Eppure è stato a Los Angeles, non a Seul, che ha goduto della tregua offerta dalla pandemia. Forse le donne americane non sfoggiano apertamente le "maschere post-operatorie in pieno stile Freddy Krueger" così comuni nelle strade di Seoul, ma anche loro si dedicano al lavoro cosmetico e anche loro vivono la bellezza come una disperazione disperata. imperativo. "Flawless" presenta la formidabile industria coreana della bellezza come una lezione pratica sulle crudeltà più familiari. La cultura cosmetica è più estrema a Seoul che a Los Angeles, ma le due differiscono per grado, non per natura.
Differiscono anche nella sofisticazione. A detta di tutti, la Corea del Sud è il paese esteticamente più avanzato sulla Terra. Gli editori di bellezza stimano che, in parte a causa dei massicci investimenti del governo nel settore, è 10 anni avanti rispetto ai suoi concorrenti, e i suoi cittadini spendono "il doppio in prodotti per la cura della pelle rispetto ai consumatori negli Stati Uniti, nel Regno Unito e in Francia. " Gli acquirenti coreani sono forse i più esigenti al mondo. Otto donne coreane su dieci tra i 20 e i 30 anni utilizzano Hwahae, un'app che funziona come un Yelp specifico per i cosmetici, per discutere i meriti di vari ingredienti comuni.
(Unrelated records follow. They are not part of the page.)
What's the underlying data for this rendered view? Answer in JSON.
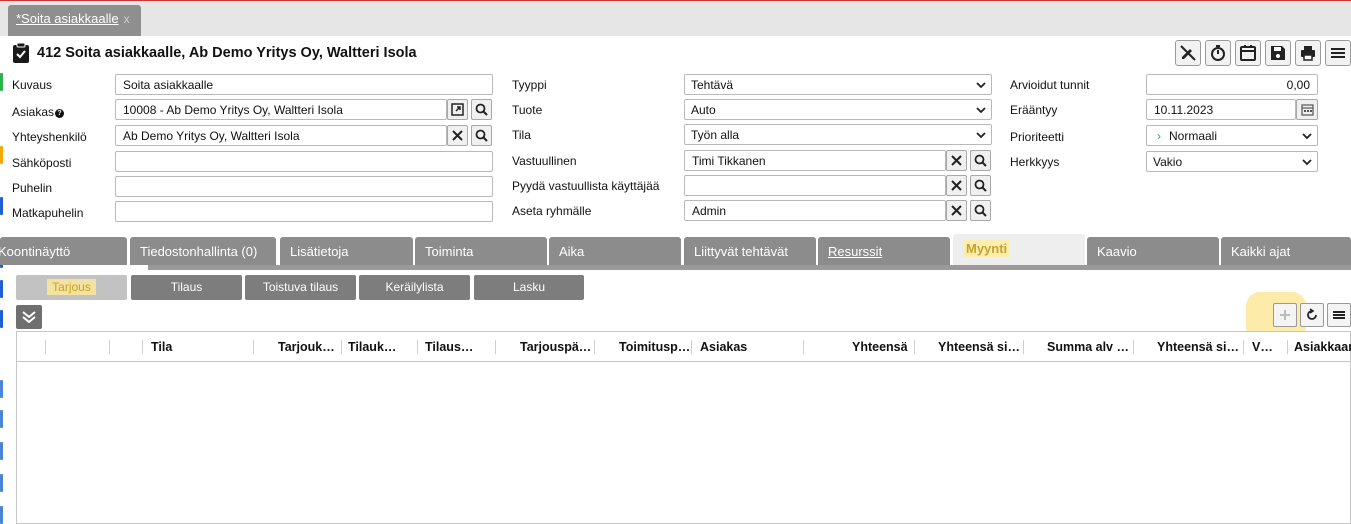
{
  "document_tab": {
    "title": "*Soita asiakkaalle",
    "close": "x"
  },
  "page_title": "412 Soita asiakkaalle, Ab Demo Yritys Oy, Waltteri Isola",
  "toolbar": {
    "icons": [
      "edit-off-icon",
      "timer-icon",
      "calendar-add-icon",
      "save-icon",
      "print-icon",
      "menu-icon"
    ]
  },
  "form": {
    "col1": {
      "kuvaus": {
        "label": "Kuvaus",
        "value": "Soita asiakkaalle"
      },
      "asiakas": {
        "label": "Asiakas",
        "value": "10008 - Ab Demo Yritys Oy, Waltteri Isola",
        "info": "?"
      },
      "yhteyshenkilo": {
        "label": "Yhteyshenkilö",
        "value": "Ab Demo Yritys Oy, Waltteri Isola"
      },
      "sahkoposti": {
        "label": "Sähköposti",
        "value": ""
      },
      "puhelin": {
        "label": "Puhelin",
        "value": ""
      },
      "matkapuhelin": {
        "label": "Matkapuhelin",
        "value": ""
      }
    },
    "col2": {
      "tyyppi": {
        "label": "Tyyppi",
        "value": "Tehtävä"
      },
      "tuote": {
        "label": "Tuote",
        "value": "Auto"
      },
      "tila": {
        "label": "Tila",
        "value": "Työn alla"
      },
      "vastuullinen": {
        "label": "Vastuullinen",
        "value": "Timi Tikkanen"
      },
      "pyyda": {
        "label": "Pyydä vastuullista käyttäjää",
        "value": ""
      },
      "ryhma": {
        "label": "Aseta ryhmälle",
        "value": "Admin"
      }
    },
    "col3": {
      "arvioidut": {
        "label": "Arvioidut tunnit",
        "value": "0,00"
      },
      "eraantyy": {
        "label": "Erääntyy",
        "value": "10.11.2023"
      },
      "prioriteetti": {
        "label": "Prioriteetti",
        "value": "Normaali",
        "marker": "›"
      },
      "herkkyys": {
        "label": "Herkkyys",
        "value": "Vakio"
      }
    }
  },
  "tabs": [
    {
      "label": "Koontinäyttö"
    },
    {
      "label": "Tiedostonhallinta (0)"
    },
    {
      "label": "Lisätietoja"
    },
    {
      "label": "Toiminta"
    },
    {
      "label": "Aika"
    },
    {
      "label": "Liittyvät tehtävät"
    },
    {
      "label": "Resurssit"
    },
    {
      "label": "Myynti",
      "active": true
    },
    {
      "label": "Kaavio"
    },
    {
      "label": "Kaikki ajat"
    }
  ],
  "subtabs": [
    {
      "label": "Tarjous",
      "active": true
    },
    {
      "label": "Tilaus"
    },
    {
      "label": "Toistuva tilaus"
    },
    {
      "label": "Keräilylista"
    },
    {
      "label": "Lasku"
    }
  ],
  "grid": {
    "columns": [
      "Tila",
      "Tarjouk…",
      "Tilauk…",
      "Tilaus…",
      "Tarjouspä…",
      "Toimitusp…",
      "Asiakas",
      "Yhteensä",
      "Yhteensä si…",
      "Summa alv …",
      "Yhteensä si…",
      "V…",
      "Asiakkaan"
    ],
    "rows": []
  },
  "colors": {
    "tab_bg": "#8c8c8c",
    "highlight": "#fbe89a",
    "highlight_text": "#c9a227",
    "marker_green": "#2bb24c",
    "marker_orange": "#f2a900",
    "marker_blue": "#1f5fd6",
    "marker_lightblue": "#4a86d6"
  }
}
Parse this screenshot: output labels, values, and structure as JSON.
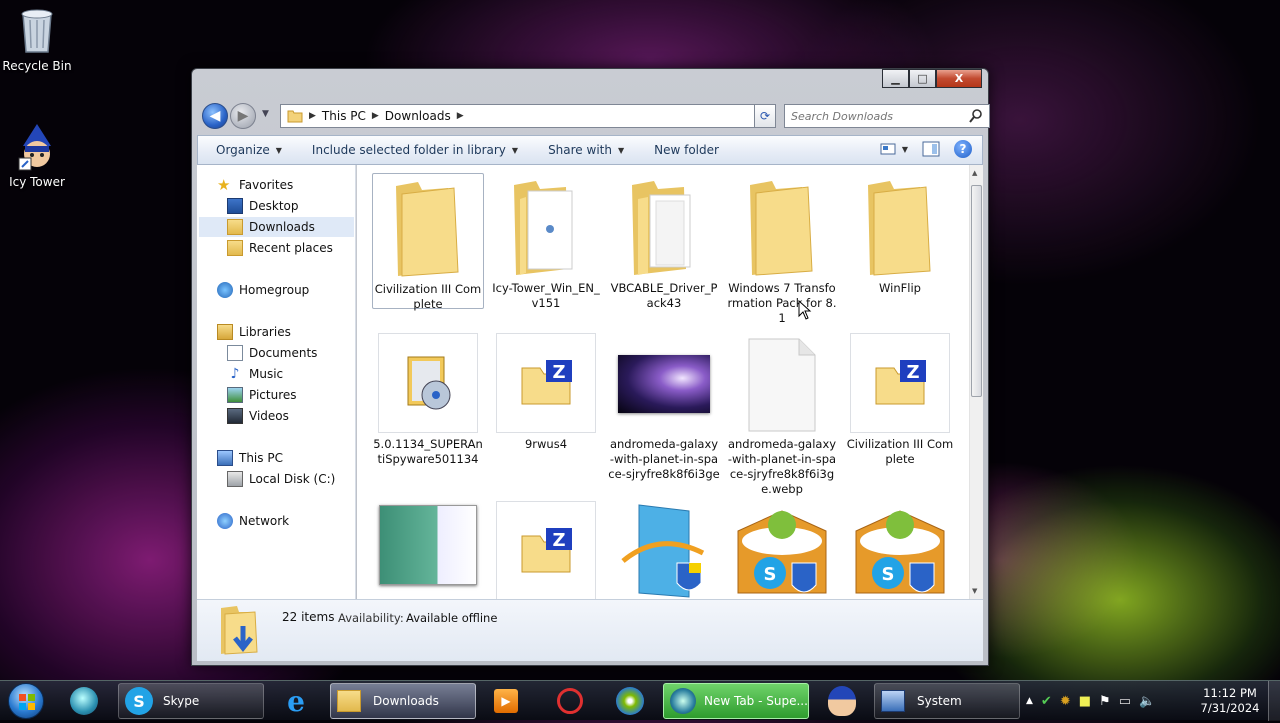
{
  "desktop": {
    "icons": [
      {
        "label": "Recycle Bin"
      },
      {
        "label": "Icy Tower"
      }
    ]
  },
  "window": {
    "caption_buttons": {
      "minimize": "▁",
      "maximize": "□",
      "close": "X"
    },
    "breadcrumb": [
      "This PC",
      "Downloads"
    ],
    "search_placeholder": "Search Downloads",
    "toolbar": {
      "organize": "Organize",
      "include": "Include selected folder in library",
      "share": "Share with",
      "new_folder": "New folder"
    },
    "nav_pane": {
      "favorites": "Favorites",
      "desktop": "Desktop",
      "downloads": "Downloads",
      "recent": "Recent places",
      "homegroup": "Homegroup",
      "libraries": "Libraries",
      "documents": "Documents",
      "music": "Music",
      "pictures": "Pictures",
      "videos": "Videos",
      "this_pc": "This PC",
      "local_disk": "Local Disk (C:)",
      "network": "Network"
    },
    "files": [
      {
        "name": "Civilization III Complete",
        "icon": "folder-icon"
      },
      {
        "name": "Icy-Tower_Win_EN_v151",
        "icon": "folder-icon"
      },
      {
        "name": "VBCABLE_Driver_Pack43",
        "icon": "folder-icon"
      },
      {
        "name": "Windows 7 Transformation Pack for 8.1",
        "icon": "folder-icon"
      },
      {
        "name": "WinFlip",
        "icon": "folder-icon"
      },
      {
        "name": "5.0.1134_SUPERAntiSpyware501134",
        "icon": "installer-icon"
      },
      {
        "name": "9rwus4",
        "icon": "zip-icon"
      },
      {
        "name": "andromeda-galaxy-with-planet-in-space-sjryfre8k8f6i3ge",
        "icon": "image-thumbnail"
      },
      {
        "name": "andromeda-galaxy-with-planet-in-space-sjryfre8k8f6i3ge.webp",
        "icon": "blank-file-icon"
      },
      {
        "name": "Civilization III Complete",
        "icon": "zip-icon"
      },
      {
        "name": "",
        "icon": "document-thumbnail"
      },
      {
        "name": "",
        "icon": "zip-icon"
      },
      {
        "name": "",
        "icon": "setup-icon"
      },
      {
        "name": "",
        "icon": "skype-installer-icon"
      },
      {
        "name": "",
        "icon": "skype-installer-icon"
      }
    ],
    "details": {
      "count": "22 items",
      "availability_label": "Availability:",
      "availability_value": "Available offline"
    }
  },
  "taskbar": {
    "skype": "Skype",
    "downloads": "Downloads",
    "newtab": "New Tab - Supe...",
    "system": "System",
    "time": "11:12 PM",
    "date": "7/31/2024"
  },
  "colors": {
    "accent": "#2a63c7",
    "folder_light": "#f7dc8a",
    "folder_dark": "#e2b94d",
    "zip_blue": "#1f3fbf"
  }
}
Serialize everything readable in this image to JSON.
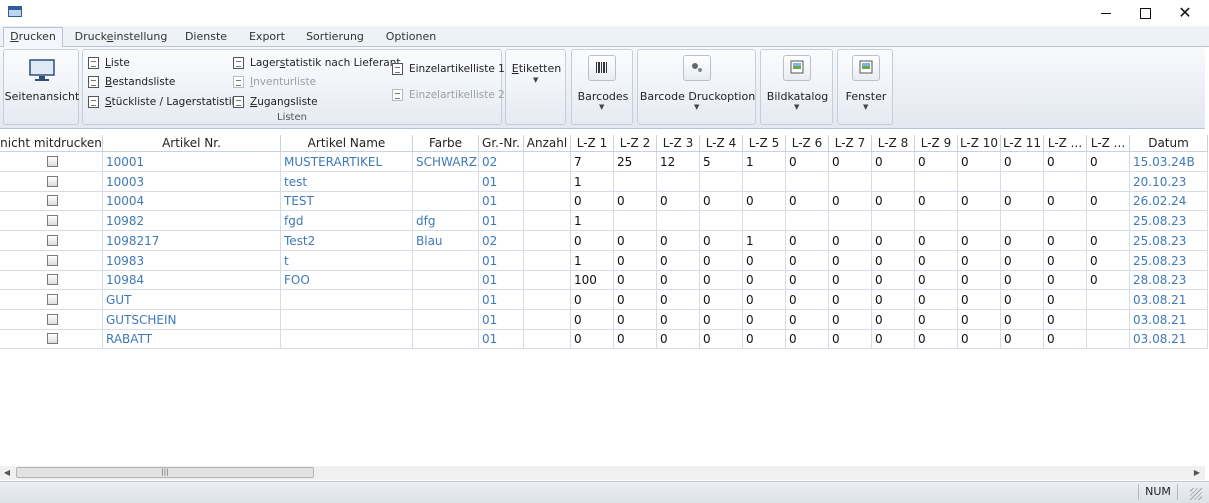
{
  "window": {
    "minimize_glyph": "",
    "maximize_glyph": "",
    "close_glyph": "✕"
  },
  "tabs": [
    {
      "pre": "",
      "ul": "D",
      "post": "rucken"
    },
    {
      "pre": "Druck",
      "ul": "e",
      "post": "instellung"
    },
    {
      "pre": "Dienste",
      "ul": "",
      "post": ""
    },
    {
      "pre": "Export",
      "ul": "",
      "post": ""
    },
    {
      "pre": "Sortierung",
      "ul": "",
      "post": ""
    },
    {
      "pre": "Optionen",
      "ul": "",
      "post": ""
    }
  ],
  "ribbon": {
    "seitenansicht": "Seitenansicht",
    "listen_caption": "Listen",
    "items": [
      {
        "ul": "L",
        "post": "iste"
      },
      {
        "ul": "B",
        "post": "estandsliste"
      },
      {
        "ul": "S",
        "post": "tückliste / Lagerstatistik"
      },
      {
        "pre": "Lager",
        "ul": "s",
        "post": "tatistik nach Lieferant"
      },
      {
        "pre": "",
        "ul": "I",
        "post": "nventurliste"
      },
      {
        "pre": "",
        "ul": "Z",
        "post": "ugangsliste"
      },
      {
        "label": "Einzelartikelliste 1"
      },
      {
        "label": "Einzelartikelliste 2"
      }
    ],
    "etiketten": {
      "pre": "",
      "ul": "E",
      "post": "tiketten"
    },
    "barcodes": "Barcodes",
    "barcode_druckoption": "Barcode Druckoption",
    "bildkatalog": "Bildkatalog",
    "fenster": "Fenster"
  },
  "grid": {
    "columns": [
      "nicht mitdrucken",
      "Artikel Nr.",
      "Artikel Name",
      "Farbe",
      "Gr.-Nr.",
      "Anzahl",
      "L-Z 1",
      "L-Z 2",
      "L-Z 3",
      "L-Z 4",
      "L-Z 5",
      "L-Z 6",
      "L-Z 7",
      "L-Z 8",
      "L-Z 9",
      "L-Z 10",
      "L-Z 11",
      "L-Z ...",
      "L-Z ...",
      "Datum"
    ],
    "rows": [
      [
        "10001",
        "MUSTERARTIKEL",
        "SCHWARZ",
        "02",
        "",
        "7",
        "25",
        "12",
        "5",
        "1",
        "0",
        "0",
        "0",
        "0",
        "0",
        "0",
        "0",
        "0",
        "15.03.24B"
      ],
      [
        "10003",
        "test",
        "",
        "01",
        "",
        "1",
        "",
        "",
        "",
        "",
        "",
        "",
        "",
        "",
        "",
        "",
        "",
        "",
        "20.10.23"
      ],
      [
        "10004",
        "TEST",
        "",
        "01",
        "",
        "0",
        "0",
        "0",
        "0",
        "0",
        "0",
        "0",
        "0",
        "0",
        "0",
        "0",
        "0",
        "0",
        "26.02.24"
      ],
      [
        "10982",
        "fgd",
        "dfg",
        "01",
        "",
        "1",
        "",
        "",
        "",
        "",
        "",
        "",
        "",
        "",
        "",
        "",
        "",
        "",
        "25.08.23"
      ],
      [
        "1098217",
        "Test2",
        "Blau",
        "02",
        "",
        "0",
        "0",
        "0",
        "0",
        "1",
        "0",
        "0",
        "0",
        "0",
        "0",
        "0",
        "0",
        "0",
        "25.08.23"
      ],
      [
        "10983",
        "t",
        "",
        "01",
        "",
        "1",
        "0",
        "0",
        "0",
        "0",
        "0",
        "0",
        "0",
        "0",
        "0",
        "0",
        "0",
        "0",
        "25.08.23"
      ],
      [
        "10984",
        "FOO",
        "",
        "01",
        "",
        "100",
        "0",
        "0",
        "0",
        "0",
        "0",
        "0",
        "0",
        "0",
        "0",
        "0",
        "0",
        "0",
        "28.08.23"
      ],
      [
        "GUT",
        "",
        "",
        "01",
        "",
        "0",
        "0",
        "0",
        "0",
        "0",
        "0",
        "0",
        "0",
        "0",
        "0",
        "0",
        "0",
        "",
        "03.08.21"
      ],
      [
        "GUTSCHEIN",
        "",
        "",
        "01",
        "",
        "0",
        "0",
        "0",
        "0",
        "0",
        "0",
        "0",
        "0",
        "0",
        "0",
        "0",
        "0",
        "",
        "03.08.21"
      ],
      [
        "RABATT",
        "",
        "",
        "01",
        "",
        "0",
        "0",
        "0",
        "0",
        "0",
        "0",
        "0",
        "0",
        "0",
        "0",
        "0",
        "0",
        "",
        "03.08.21"
      ]
    ]
  },
  "scrollbar": {
    "left_arrow": "◀",
    "right_arrow": "▶",
    "thumb_grip": "|||"
  },
  "status": {
    "num": "NUM"
  },
  "colors": {
    "link_blue": "#3f79b9",
    "grid_line": "#d5dce6"
  }
}
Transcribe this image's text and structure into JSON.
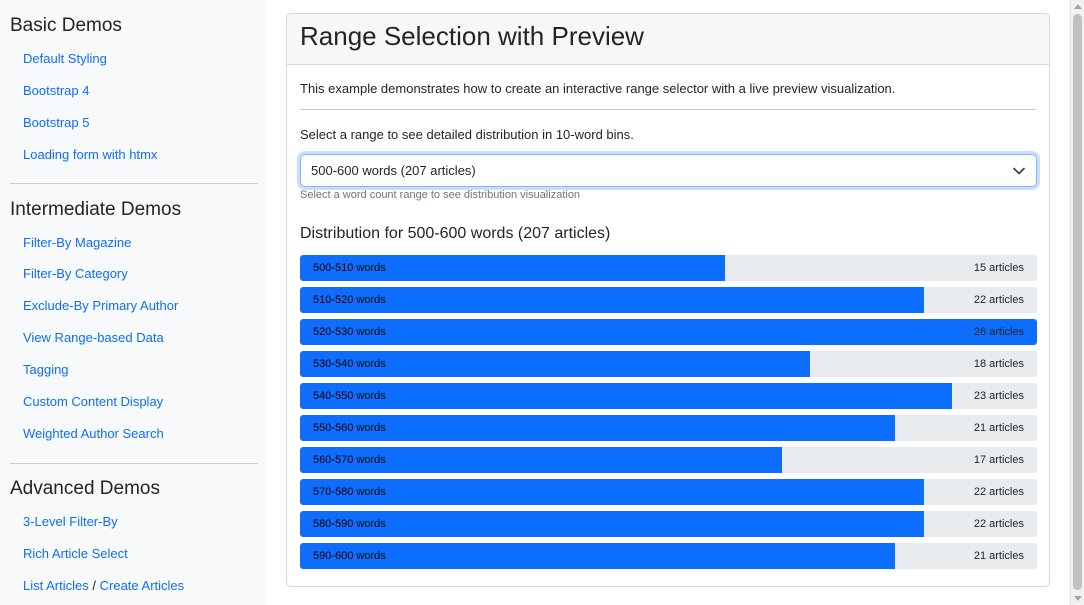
{
  "sidebar": {
    "basic": {
      "title": "Basic Demos",
      "items": [
        "Default Styling",
        "Bootstrap 4",
        "Bootstrap 5",
        "Loading form with htmx"
      ]
    },
    "intermediate": {
      "title": "Intermediate Demos",
      "items": [
        "Filter-By Magazine",
        "Filter-By Category",
        "Exclude-By Primary Author",
        "View Range-based Data",
        "Tagging",
        "Custom Content Display",
        "Weighted Author Search"
      ]
    },
    "advanced": {
      "title": "Advanced Demos",
      "items": [
        "3-Level Filter-By",
        "Rich Article Select"
      ],
      "last_row": {
        "link_a": "List Articles",
        "separator": "/",
        "link_b": "Create Articles"
      }
    }
  },
  "main": {
    "title": "Range Selection with Preview",
    "intro": "This example demonstrates how to create an interactive range selector with a live preview visualization.",
    "prompt": "Select a range to see detailed distribution in 10-word bins.",
    "select": {
      "value": "500-600 words (207 articles)"
    },
    "help": "Select a word count range to see distribution visualization",
    "distribution_title": "Distribution for 500-600 words (207 articles)"
  },
  "chart_data": {
    "type": "bar",
    "orientation": "horizontal",
    "categories": [
      "500-510 words",
      "510-520 words",
      "520-530 words",
      "530-540 words",
      "540-550 words",
      "550-560 words",
      "560-570 words",
      "570-580 words",
      "580-590 words",
      "590-600 words"
    ],
    "values": [
      15,
      22,
      26,
      18,
      23,
      21,
      17,
      22,
      22,
      21
    ],
    "value_labels": [
      "15 articles",
      "22 articles",
      "26 articles",
      "18 articles",
      "23 articles",
      "21 articles",
      "17 articles",
      "22 articles",
      "22 articles",
      "21 articles"
    ],
    "xlim": [
      0,
      26
    ]
  },
  "colors": {
    "accent": "#0d6efd",
    "track": "#e9ecef",
    "link": "#0d6efd"
  }
}
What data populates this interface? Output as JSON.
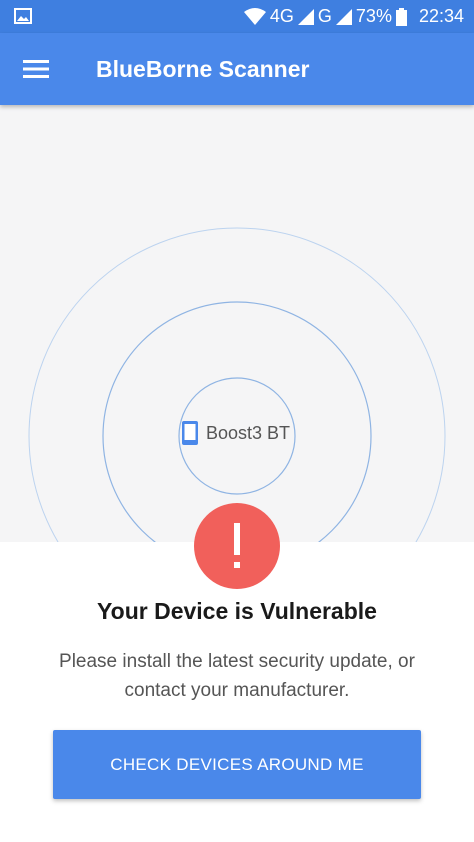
{
  "status_bar": {
    "network": "4G",
    "network2": "G",
    "battery": "73%",
    "time": "22:34",
    "icons": [
      "gallery-icon",
      "wifi-icon",
      "signal-icon",
      "battery-icon"
    ]
  },
  "app_bar": {
    "title": "BlueBorne Scanner",
    "menu_icon": "hamburger-menu-icon"
  },
  "radar": {
    "device_name": "Boost3 BT",
    "device_icon": "phone-icon"
  },
  "result": {
    "alert_icon": "exclamation-icon",
    "headline": "Your Device is Vulnerable",
    "message": "Please install the latest security update, or contact your manufacturer."
  },
  "action": {
    "check_label": "CHECK DEVICES AROUND ME"
  },
  "colors": {
    "status_bar": "#3f7fe0",
    "app_bar": "#4a88ea",
    "alert": "#f1605b",
    "radar_bg": "#f5f5f6",
    "ring": "#8fb4e3"
  }
}
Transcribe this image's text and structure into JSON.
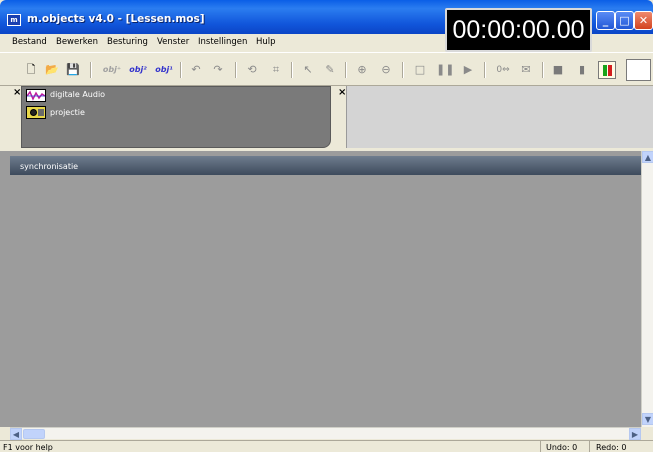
{
  "window": {
    "title": "m.objects v4.0 - [Lessen.mos]",
    "timecode": "00:00:00.00",
    "minimize": "_",
    "maximize": "□",
    "close": "✕"
  },
  "menu": [
    {
      "label": "Bestand"
    },
    {
      "label": "Bewerken"
    },
    {
      "label": "Besturing"
    },
    {
      "label": "Venster"
    },
    {
      "label": "Instellingen"
    },
    {
      "label": "Hulp"
    }
  ],
  "toolbar": {
    "obj_plus": "obj⁺",
    "obj_2": "obj²",
    "obj_1": "obj¹",
    "counter": "0⇔"
  },
  "tracks": [
    {
      "label": "digitale Audio",
      "icon": "audio-wave-icon"
    },
    {
      "label": "projectie",
      "icon": "projector-icon"
    }
  ],
  "sync_label": "synchronisatie",
  "status": {
    "help": "F1 voor help",
    "undo": "Undo: 0",
    "redo": "Redo: 0"
  },
  "colors": {
    "titlebar": "#0a5ee6",
    "panel_dark": "#7a7a7a",
    "main_bg": "#9c9c9c",
    "sync_bar": "#3d4a5c"
  }
}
C'è una ragione per cui le donne coreane sono così abili nel scovare i prodotti migliori. La maggior parte delle domande di lavoro in Corea richiedono foto alla testa: Hu riferisce che il Ministero dell'Impiego e del Lavoro "una volta ha condiviso un collegamento su Twitter, incoraggiando le persone in cerca di lavoro a badare al proprio aspetto". Le applicazioni di matchmaking più popolari filtrano gli utenti in base al peso. I coreani di entrambi i sessi sono costretti ad abbellirsi - "circa il 13% dei prodotti per la cura della pelle maschile del mondo" vengono consumati nel paese - ma sono le donne a soffrire maggiormente della "discriminazione basata sull'apparenza" che è così punitiva e pervasiva. Le manifestanti coinvolte nel movimento #EscapeTheCorset, in cui circa 300.000 donne (in un paese di 51 milioni di abitanti) "hanno visibilmente rifiutato gli ideali di apparenza", sono state "licenziate dal lavoro", stigmatizzate dai loro conoscenti, evitate dalle loro famiglie e persino "secondo quanto riferito aggredito."
L’archetipo che queste giovani donne rifiutano di incarnare è quello che Hu ha notato quando è arrivata per la prima volta a Seul. Il suo esemplare è pallido, con gli occhi spalancati, eternamente giovane ed estremamente magro (la maggior parte dei negozi di abbigliamento in Corea offre solo una taglia, "gratuita", l'equivalente della taglia 2 americana). I commentatori spesso presumono che questo ideale sia una funzione dell’imperialismo culturale occidentale, ma in realtà ha origine più vicino a casa. Le carnagioni più chiare, a lungo considerate appannaggio delle classi agiate, sono state apprezzate in Corea per secoli, risalenti almeno al periodo Gojoseon (terminato nel 108 a.C.). Allo stesso modo, scrive Hu, il fascino della procedura illuminante che "ha guidato l'espansione dell'industria della chirurgia plastica negli anni '90 proveniva da influenze vicine, come l'attrice cinese Liu Xue Hua" e la star del cinema coreano Hwang Shin-Hye. Circa il 50% dei coreani nasce con gli occhi a doppia palpebra, e i coreani che cercano un intervento chirurgico per i loro monolidi, o occhi più stretti, non mirano ad apparire occidentali ma a emulare “altri asiatici orientali” (enfasi di Hu).